The intertidal property is tied up in civil court, where Jeffrey Mabee and Judith Grace claim historic deeds prove they own the intertidal property. The Eckrotes maintained that they owned the intertidal property before they sold it to Nordic. Justice Robert Murray has not yet ruled in the case.

After buying the property, Nordic then donated it to the city in exchange for an easement that will allow the company to place pipes across the upland and intertidal zones. The city maintains that it acquired the intertidal land with the upland property when Nordic gave the parcel to the city.

Councilor Mike Hurley told The Republican Journal Tuesday the lawsuit clouds the title of the property for now, but if the council approves the action on Tuesday night’s agenda, it will “clear that cloud upon completion.”

In an email to The Journal, he wrote, “Regardless of how the courts eventually clarify the issue as to who owns the intertidal the City is moving ahead to grant an easement for the pipes through the legal process.

“There is no ‘taking of land’ as there will be a trench dug, pipes laid, and the land restored to whomever owns it to continue the uses that have always taken place there.”

Hurley reiterated, “An easement to lay pipes is not ‘taking that land.’”

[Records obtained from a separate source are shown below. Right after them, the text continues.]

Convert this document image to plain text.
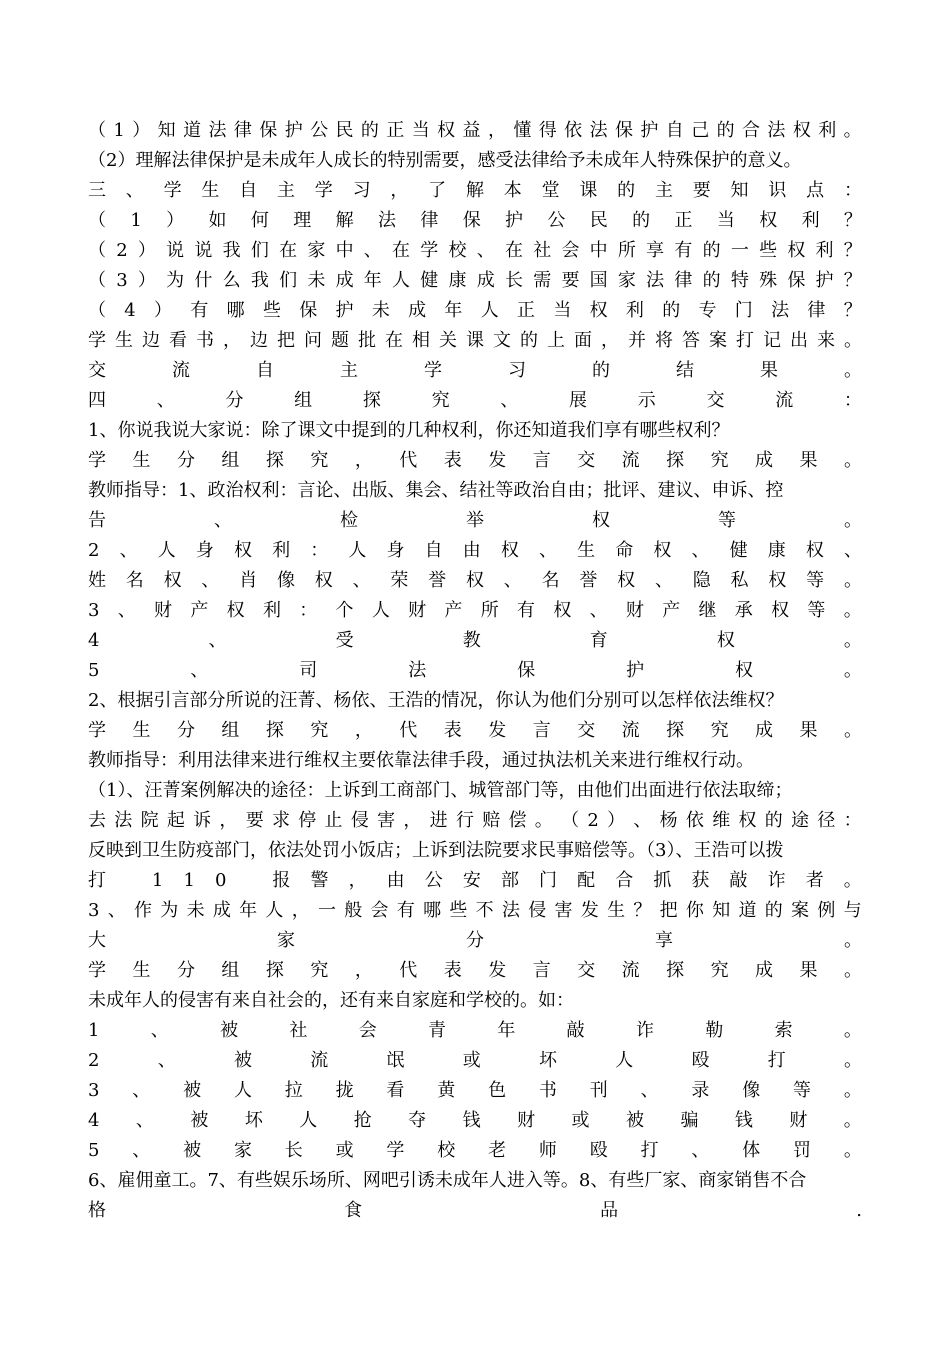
（ 1 ） 知 道 法 律 保 护 公 民 的 正 当 权 益 ， 懂 得 依 法 保 护 自 己 的 合 法 权 利 。
（2）理解法律保护是未成年人成长的特别需要，感受法律给予未成年人特殊保护的意义。
三 、 学 生 自 主 学 习 ， 了 解 本 堂 课 的 主 要 知 识 点 ：
（ 1 ） 如 何 理 解 法 律 保 护 公 民 的 正 当 权 利 ？
（ 2 ） 说 说 我 们 在 家 中 、 在 学 校 、 在 社 会 中 所 享 有 的 一 些 权 利 ？
（ 3 ） 为 什 么 我 们 未 成 年 人 健 康 成 长 需 要 国 家 法 律 的 特 殊 保 护 ？
（ 4 ） 有 哪 些 保 护 未 成 年 人 正 当 权 利 的 专 门 法 律 ？
学 生 边 看 书 ， 边 把 问 题 批 在 相 关 课 文 的 上 面 ， 并 将 答 案 打 记 出 来 。
交	流	自	主	学	习	的	结	果	。
四	、	分	组	探	究	、	展	示	交	流	：
1、你说我说大家说：除了课文中提到的几种权利，你还知道我们享有哪些权利？
学 生 分 组 探 究 ， 代 表 发 言 交 流 探 究 成 果 。
教师指导：1、政治权利：言论、出版、集会、结社等政治自由；批评、建议、申诉、控
告	、	检	举	权	等	。
2 、 人 身 权 利 ： 人 身 自 由 权 、 生 命 权 、 健 康 权 、
姓 名 权 、 肖 像 权 、 荣 誉 权 、 名 誉 权 、 隐 私 权 等 。
3 、 财 产 权 利 ： 个 人 财 产 所 有 权 、 财 产 继 承 权 等 。
4	、	受	教	育	权	。
5	、	司	法	保	护	权	。
2、根据引言部分所说的汪菁、杨依、王浩的情况，你认为他们分别可以怎样依法维权？
学 生 分 组 探 究 ， 代 表 发 言 交 流 探 究 成 果 。
教师指导：利用法律来进行维权主要依靠法律手段，通过执法机关来进行维权行动。
（1）、汪菁案例解决的途径：上诉到工商部门、城管部门等，由他们出面进行依法取缔；
去 法 院 起 诉 ， 要 求 停 止 侵 害 ， 进 行 赔 偿 。 （ 2 ） 、 杨 依 维 权 的 途 径 ：
反映到卫生防疫部门，依法处罚小饭店；上诉到法院要求民事赔偿等。（3）、王浩可以拨
打
	1 1 0
	报 警 ， 由 公 安 部 门 配 合 抓 获 敲 诈 者 。
3 、 作 为 未 成 年 人 ， 一 般 会 有 哪 些 不 法 侵 害 发 生 ？ 把 你 知 道 的 案 例 与
大	家	分	享	。
学 生 分 组 探 究 ， 代 表 发 言 交 流 探 究 成 果 。
未成年人的侵害有来自社会的，还有来自家庭和学校的。如：
1	、	被	社	会	青	年	敲	诈	勒	索	。
2	、	被	流	氓	或	坏	人	殴	打	。
3 、 被 人 拉 拢 看 黄 色 书 刊 、 录 像 等 。
4 、 被 坏 人 抢 夺 钱 财 或 被 骗 钱 财 。
5 、 被 家 长 或 学 校 老 师 殴 打 、 体 罚 。
6、雇佣童工。7、有些娱乐场所、网吧引诱未成年人进入等。8、有些厂家、商家销售不合
格	食	品	.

Upstream Watch President Amy Grant said she heard that the city might be taking the intertidal zone through eminent domain a couple of months ago and has been preparing for that possibility. She thinks the city is trying to preempt the judge’s decision on who owns the property.

She said the Harriet L. Hartley Conservation Area already allows for public access to the intertidal area. Mabee and Grace entered into a conservation agreement first with Upstream Watch, then it was transferred to the Friends of Harriet L. Hartley Conservation Area.

The conservation area consists of intertidal lots in front of several properties to the north of Mabee and Grace’s upland property, including the intertidal area in front of Mabee and Grace’s upland lot. The couple claim historic deeds prove they own all of those intertidal lots.

Upstream Watch said in its press release Aug. 3 that the city is taking the property for a private entity, not for the public benefit. “Taking private property by the government for private gain has serious legal consequences,” the press release said.

Bill Kelly, legal counsel for the city on this matter, and Mayor Eric Sanders did not respond to requests for comment before press time.